Pergamon Antik Kenti: Helenlerden çok önce Batı Anadolu'da Pelasglar ve Luwiler yaşıyordu. Yerleşimin Helen dilinde “Pergamon”a dönüşen adı, “müstahkem mevki” anlamına gelir. Krallık döneminden önceki Erken Pergamon’un yerleşim tarihi hakkında bildiklerimiz çok azdır ve bu da bize M.Ö. 3. yüzyılın öncesinde Pergamon’un “bölgeüstü” bir önem taşımadığını gösterir. Adının da ifade ettiği gibi savunmaya pek elverişli olması, Helenistik dönemde ona parlak bir gelecek sunacaktır. İskender’in ölümünden sonra ardılları arasında çıkan savaşlarda Lysimakhos M.Ö. 301’den itibaren Pergamon’un da içinde bulunduğu Mysia bölgesini ele geçirir. Lysimakhos’un elde ettiği savaş ganimetinin büyük bir bölümüne Pergamon’da “bekçilik” eden generali Phileteros yirmi yıl boyunca ona sadık bir vali olmuş ve onun ölümünün ardından da kendini Pergamon hükümdarı ilan ederek, Batı Anadolu’nun en görkemli Helenistik Krallığının temelini atmıştır. Ardıllarından II. Eumenis ve II. Attalos dönemlerinde en parlak çağını yaşayan Pergamon Krallığı Batı Anadolu’nun büyük bir bölümüne egemen olmuş, gücünün ve sınırlarının doruğuna ulaşmıştır. Büyüleyici Zeus Sunağı ve dillere destan Pergamon Kütüphanesi ve parşömen bu dönemde ortaya çıkmış, mimarlık, heykeltıraşlık, tıp ve eczacılıkta büyük gelişmeler kaydetmiştir. Pergamon’un son ve spekülasyon kaldırır kişilikli kralı III. Attalos, zor korunan mevcut güç dengelerinin tanınması ve kollanması adına krallığını, egemen olduğu tüm topraklarıyla birlikte Roma halkına vasiyet etmiş ve ülkesi artık Roma’nın Asia Eyaletinin bir parçası olmuştur.
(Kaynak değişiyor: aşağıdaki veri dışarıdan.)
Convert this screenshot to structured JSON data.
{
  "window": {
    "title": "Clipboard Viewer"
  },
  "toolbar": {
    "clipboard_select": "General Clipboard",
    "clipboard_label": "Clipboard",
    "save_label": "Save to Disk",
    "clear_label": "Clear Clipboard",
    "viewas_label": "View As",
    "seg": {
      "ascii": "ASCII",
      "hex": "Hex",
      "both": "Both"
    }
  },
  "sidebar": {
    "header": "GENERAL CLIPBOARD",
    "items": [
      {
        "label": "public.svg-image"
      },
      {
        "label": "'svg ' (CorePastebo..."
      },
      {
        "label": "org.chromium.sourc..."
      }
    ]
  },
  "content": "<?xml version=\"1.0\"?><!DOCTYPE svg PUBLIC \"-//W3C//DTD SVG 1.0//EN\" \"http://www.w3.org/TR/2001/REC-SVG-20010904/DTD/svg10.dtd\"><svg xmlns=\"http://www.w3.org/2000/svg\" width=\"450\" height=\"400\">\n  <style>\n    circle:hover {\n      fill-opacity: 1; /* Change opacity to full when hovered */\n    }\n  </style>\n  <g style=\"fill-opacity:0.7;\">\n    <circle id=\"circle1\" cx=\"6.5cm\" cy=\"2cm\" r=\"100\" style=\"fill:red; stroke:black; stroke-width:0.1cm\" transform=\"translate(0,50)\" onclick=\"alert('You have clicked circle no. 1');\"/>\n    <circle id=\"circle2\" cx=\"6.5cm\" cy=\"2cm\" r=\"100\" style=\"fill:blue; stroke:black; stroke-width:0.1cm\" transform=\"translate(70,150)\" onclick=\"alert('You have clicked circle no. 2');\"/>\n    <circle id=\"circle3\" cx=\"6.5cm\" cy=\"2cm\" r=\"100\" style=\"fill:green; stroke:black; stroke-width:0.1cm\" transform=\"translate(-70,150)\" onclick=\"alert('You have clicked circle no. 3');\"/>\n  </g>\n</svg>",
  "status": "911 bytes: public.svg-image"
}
Arkeolojik kazıların ilk olarak 1878’te başladığı Bergama Akropolü Ören Yerinde bugün görülen başlıca yapılar ve yapı kalıntıları şunlardır: Heroon (Anıtsal Kahraman Mezarı), Kent Surları ve Kapıları, Propylon (Anıtsal Kapı), Athena Kutsal Alanı, Eumenis Sarayı, Attalos Sarayı, Kütüphane, Traian Tapınağı, Tiyatro, Dionysos Tapınağı, Zeus Sunağı, Agora v.b.
Bergama Antik Kenti 2014 yılında UNESCO Dünya Mirası Listesine girmiştir.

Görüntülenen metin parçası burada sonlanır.